Event summary combining transcript, slides, and related documents.

Logotype for MPC Energy Solutions

Q2 2024 earnings summary

2 Feb, 2026

Executive summary

  • Five projects are now fully operational, increasing installed capacity to 66 MWp and demonstrating scalability and improved operational results across Latin America and the Caribbean.

  • Strategic shift to focus on core growth markets (Guatemala, El Salvador, Panama, Dominican Republic), exiting less promising regions and reducing overhead by 30% year-over-year.

  • Overhead spending significantly reduced to sustainable levels, supporting improved financial results and operational performance.

  • Net loss for H1 2024 was $4.6 million, mainly due to $4.5 million in non-cash FX losses; excluding FX, net loss was $0.1 million, a significant improvement from H1 2023.

  • Free cash position at period end was $4.2 million, with $23.3 million in consolidated cash and cash equivalents.

Financial highlights

  • Project revenue increased 52% year-over-year to $6.1 million in H1 2024, with energy output and EBITDA margins significantly higher.

  • Project EBITDA doubled to $3.9 million, with margin rising to 64% from 47% in H1 2023.

  • Consolidated group revenue up 37% to $5.5 million; group EBITDA improved to $1.65 million from a loss of $0.89 million.

  • Overhead costs reduced by 30% year-over-year, on track to meet $3.6 million annual target.

  • Operating loss (EBIT) narrowed to $0.5 million from $2.7 million in H1 2023.

Outlook and guidance

  • 2024 guidance confirmed: $12 million revenue and $8.5 million project profit expected, with further improvement anticipated.

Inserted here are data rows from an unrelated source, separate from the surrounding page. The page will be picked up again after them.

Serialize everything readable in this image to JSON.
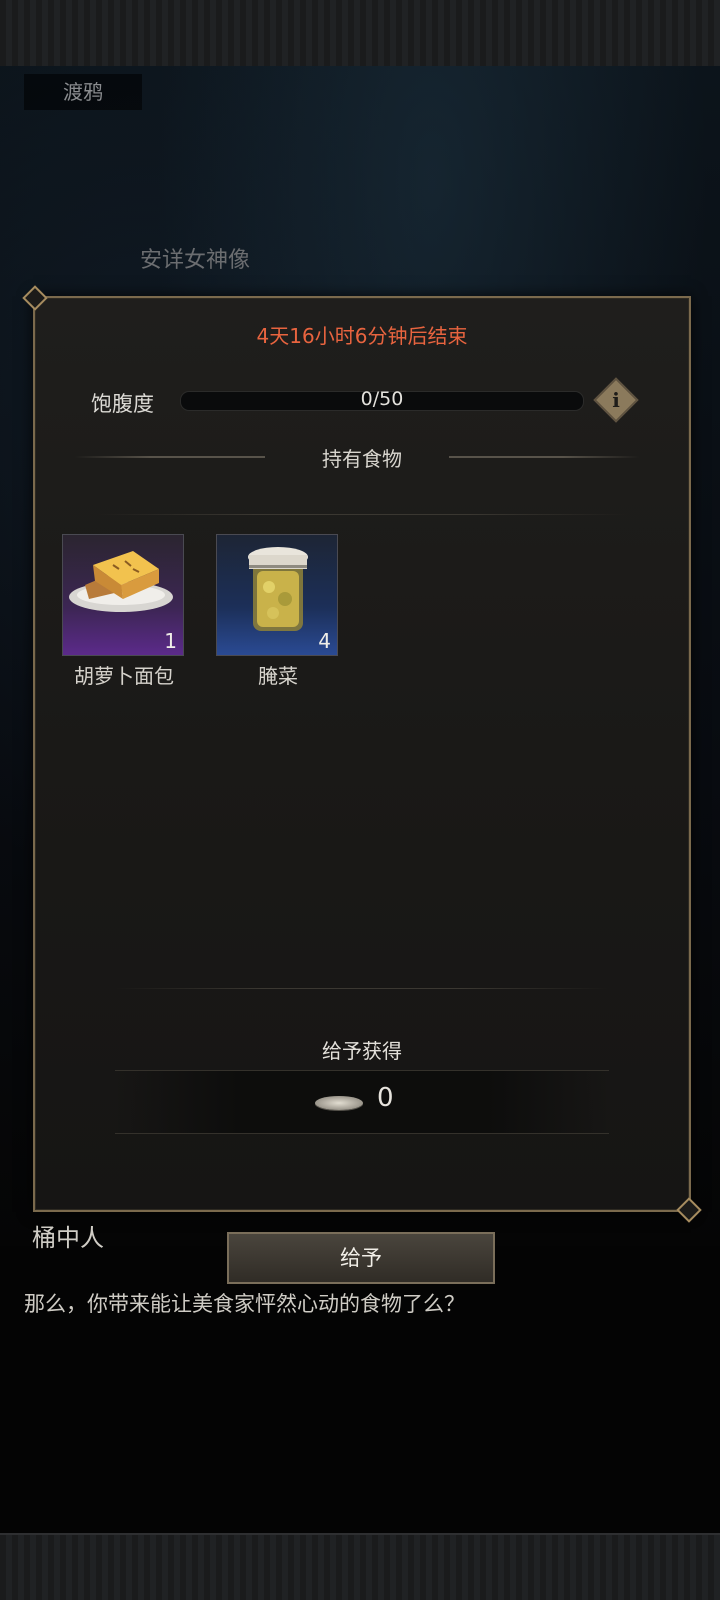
{
  "background": {
    "location_tag": "渡鸦",
    "statue_label": "安详女神像"
  },
  "panel": {
    "timer_text": "4天16小时6分钟后结束",
    "satiety": {
      "label": "饱腹度",
      "value_text": "0/50",
      "current": 0,
      "max": 50
    },
    "info_icon": "info-diamond-icon",
    "food_section_title": "持有食物",
    "foods": [
      {
        "name": "胡萝卜面包",
        "count": "1",
        "rarity": "purple",
        "icon": "carrot-bread-icon"
      },
      {
        "name": "腌菜",
        "count": "4",
        "rarity": "blue",
        "icon": "pickle-jar-icon"
      }
    ],
    "reward": {
      "title": "给予获得",
      "value": "0",
      "icon": "silver-coin-icon"
    }
  },
  "dialogue": {
    "speaker": "桶中人",
    "give_button_label": "给予",
    "text": "那么，你带来能让美食家怦然心动的食物了么？"
  },
  "colors": {
    "timer": "#e8643f",
    "panel_border": "#7b6a4d",
    "rarity_purple": "#5b2a8a",
    "rarity_blue": "#2a4a93"
  }
}
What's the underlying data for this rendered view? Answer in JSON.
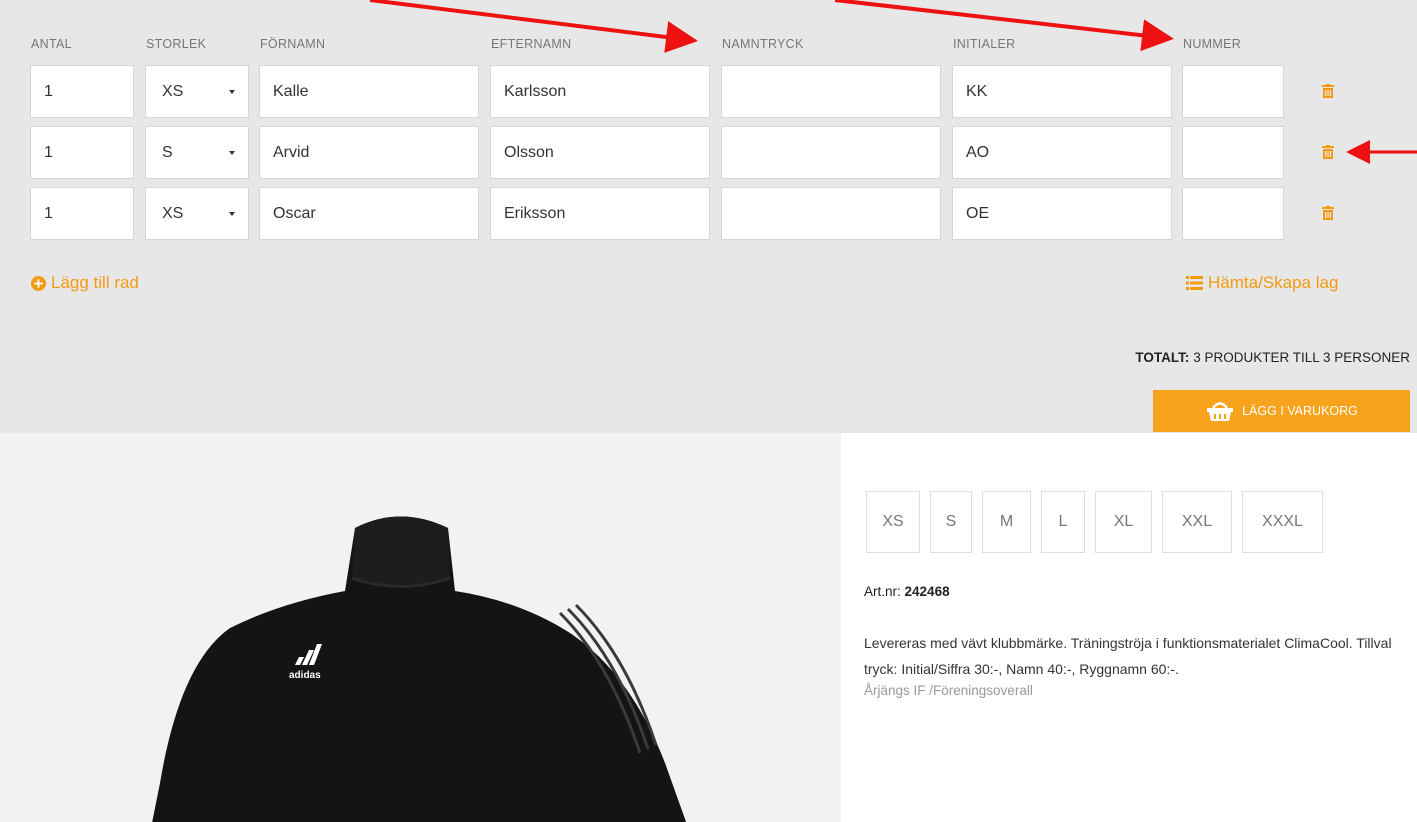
{
  "columns": [
    "ANTAL",
    "STORLEK",
    "FÖRNAMN",
    "EFTERNAMN",
    "NAMNTRYCK",
    "INITIALER",
    "NUMMER"
  ],
  "rows": [
    {
      "antal": "1",
      "storlek": "XS",
      "fornamn": "Kalle",
      "efternamn": "Karlsson",
      "namntryck": "",
      "initialer": "KK",
      "nummer": ""
    },
    {
      "antal": "1",
      "storlek": "S",
      "fornamn": "Arvid",
      "efternamn": "Olsson",
      "namntryck": "",
      "initialer": "AO",
      "nummer": ""
    },
    {
      "antal": "1",
      "storlek": "XS",
      "fornamn": "Oscar",
      "efternamn": "Eriksson",
      "namntryck": "",
      "initialer": "OE",
      "nummer": ""
    }
  ],
  "actions": {
    "add_row": "Lägg till rad",
    "team": "Hämta/Skapa lag",
    "total_label": "TOTALT:",
    "total_value": "3 PRODUKTER TILL 3 PERSONER",
    "cart": "LÄGG I VARUKORG"
  },
  "product": {
    "sizes": [
      "XS",
      "S",
      "M",
      "L",
      "XL",
      "XXL",
      "XXXL"
    ],
    "artnr_label": "Art.nr:",
    "artnr": "242468",
    "description": "Levereras med vävt klubbmärke. Träningströja i funktionsmaterialet ClimaCool. Tillval tryck: Initial/Siffra 30:-, Namn 40:-, Ryggnamn 60:-.",
    "breadcrumb": "Årjängs IF /Föreningsoverall",
    "logo_text": "adidas"
  },
  "colors": {
    "accent": "#f39a12",
    "cart_button": "#f7a31c",
    "annotation": "#ee1111"
  },
  "icons": [
    "trash-icon",
    "plus-circle-icon",
    "list-icon",
    "basket-icon",
    "chevron-down-icon"
  ]
}
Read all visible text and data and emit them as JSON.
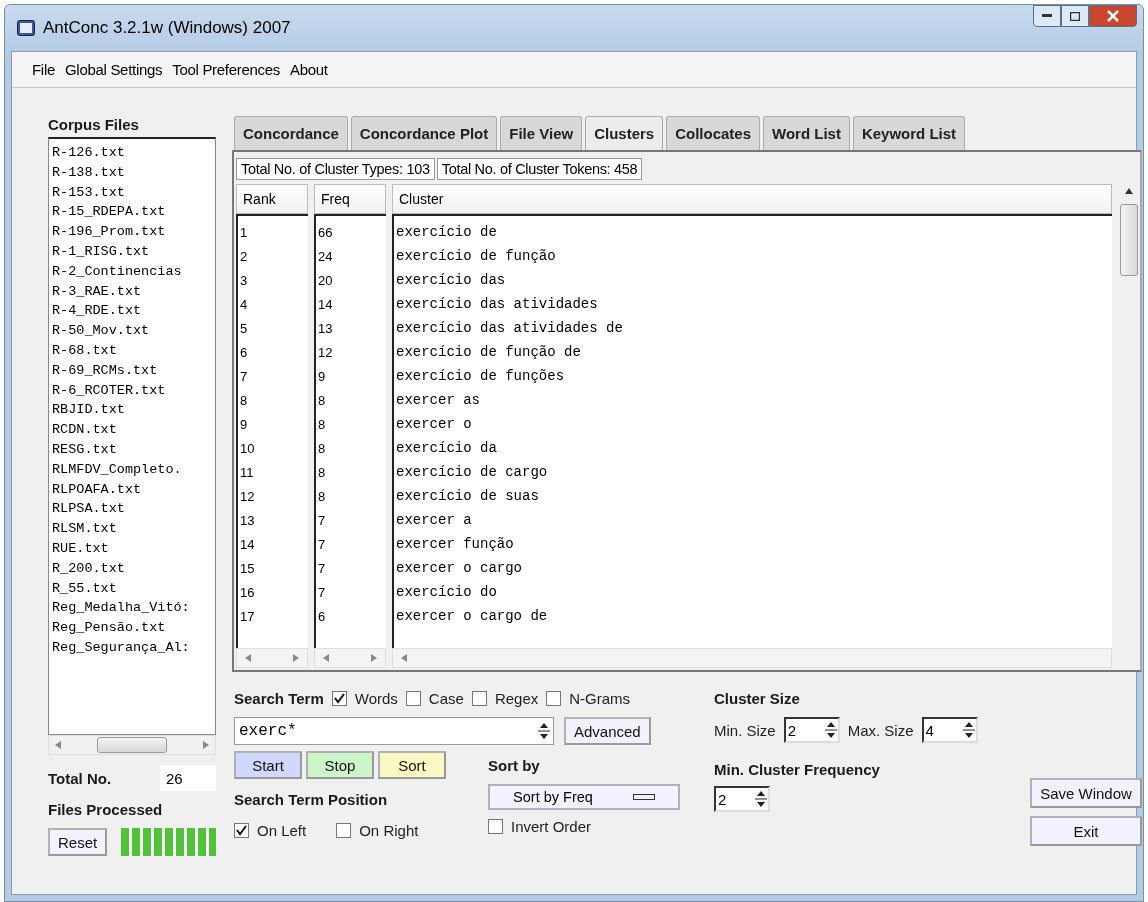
{
  "window": {
    "title": "AntConc 3.2.1w (Windows) 2007"
  },
  "menu": [
    "File",
    "Global Settings",
    "Tool Preferences",
    "About"
  ],
  "corpus": {
    "title": "Corpus Files",
    "files": [
      "R-126.txt",
      "R-138.txt",
      "R-153.txt",
      "R-15_RDEPA.txt",
      "R-196_Prom.txt",
      "R-1_RISG.txt",
      "R-2_Continencias",
      "R-3_RAE.txt",
      "R-4_RDE.txt",
      "R-50_Mov.txt",
      "R-68.txt",
      "R-69_RCMs.txt",
      "R-6_RCOTER.txt",
      "RBJID.txt",
      "RCDN.txt",
      "RESG.txt",
      "RLMFDV_Completo.",
      "RLPOAFA.txt",
      "RLPSA.txt",
      "RLSM.txt",
      "RUE.txt",
      "R_200.txt",
      "R_55.txt",
      "Reg_Medalha_Vitó:",
      "Reg_Pensão.txt",
      "Reg_Segurança_Al:"
    ]
  },
  "total_no": {
    "label": "Total No.",
    "value": "26"
  },
  "files_processed": {
    "label": "Files Processed",
    "level": 1
  },
  "reset_button": "Reset",
  "tabs": [
    {
      "label": "Concordance",
      "selected": false
    },
    {
      "label": "Concordance Plot",
      "selected": false
    },
    {
      "label": "File View",
      "selected": false
    },
    {
      "label": "Clusters",
      "selected": true
    },
    {
      "label": "Collocates",
      "selected": false
    },
    {
      "label": "Word List",
      "selected": false
    },
    {
      "label": "Keyword List",
      "selected": false
    }
  ],
  "stats": [
    "Total No. of Cluster Types: 103",
    "Total No. of Cluster Tokens: 458"
  ],
  "table": {
    "columns": [
      "Rank",
      "Freq",
      "Cluster"
    ],
    "rows": [
      [
        "1",
        "66",
        "exercício de"
      ],
      [
        "2",
        "24",
        "exercício de função"
      ],
      [
        "3",
        "20",
        "exercício das"
      ],
      [
        "4",
        "14",
        "exercício das atividades"
      ],
      [
        "5",
        "13",
        "exercício das atividades de"
      ],
      [
        "6",
        "12",
        "exercício de função de"
      ],
      [
        "7",
        "9",
        "exercício de funções"
      ],
      [
        "8",
        "8",
        "exercer as"
      ],
      [
        "9",
        "8",
        "exercer o"
      ],
      [
        "10",
        "8",
        "exercício da"
      ],
      [
        "11",
        "8",
        "exercício de cargo"
      ],
      [
        "12",
        "8",
        "exercício de suas"
      ],
      [
        "13",
        "7",
        "exercer a"
      ],
      [
        "14",
        "7",
        "exercer função"
      ],
      [
        "15",
        "7",
        "exercer o cargo"
      ],
      [
        "16",
        "7",
        "exercício do"
      ],
      [
        "17",
        "6",
        "exercer o cargo de"
      ]
    ]
  },
  "search": {
    "label": "Search Term",
    "options": [
      {
        "label": "Words",
        "checked": true
      },
      {
        "label": "Case",
        "checked": false
      },
      {
        "label": "Regex",
        "checked": false
      },
      {
        "label": "N-Grams",
        "checked": false
      }
    ],
    "value": "exerc*",
    "advanced": "Advanced"
  },
  "actions": [
    {
      "label": "Start",
      "kind": "start"
    },
    {
      "label": "Stop",
      "kind": "stop"
    },
    {
      "label": "Sort",
      "kind": "sort"
    }
  ],
  "position": {
    "label": "Search Term Position",
    "options": [
      {
        "label": "On Left",
        "checked": true
      },
      {
        "label": "On Right",
        "checked": false
      }
    ]
  },
  "sort_by": {
    "label": "Sort by",
    "value": "Sort by Freq",
    "invert": {
      "label": "Invert Order",
      "checked": false
    }
  },
  "cluster_size": {
    "label": "Cluster Size",
    "min_label": "Min. Size",
    "min_value": "2",
    "max_label": "Max. Size",
    "max_value": "4"
  },
  "min_freq": {
    "label": "Min. Cluster Frequency",
    "value": "2"
  },
  "save_button": "Save Window",
  "exit_button": "Exit"
}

  • San Patricio project in Guatemala, set to come online mid-2025, will nearly double capacity and output, adding $8 million annual revenue and $6.5 million EBITDA.

  • Project revenue CAGR projected at 24% from 2023 to 2026, with EBITDA margins rising to 78%.

  • Portfolio expected to deliver increasing revenues and profits through 2026 without needing additional staff or overhead.

  • Substantial boost to free cash expected by year-end upon closing co-investment for San Patricio.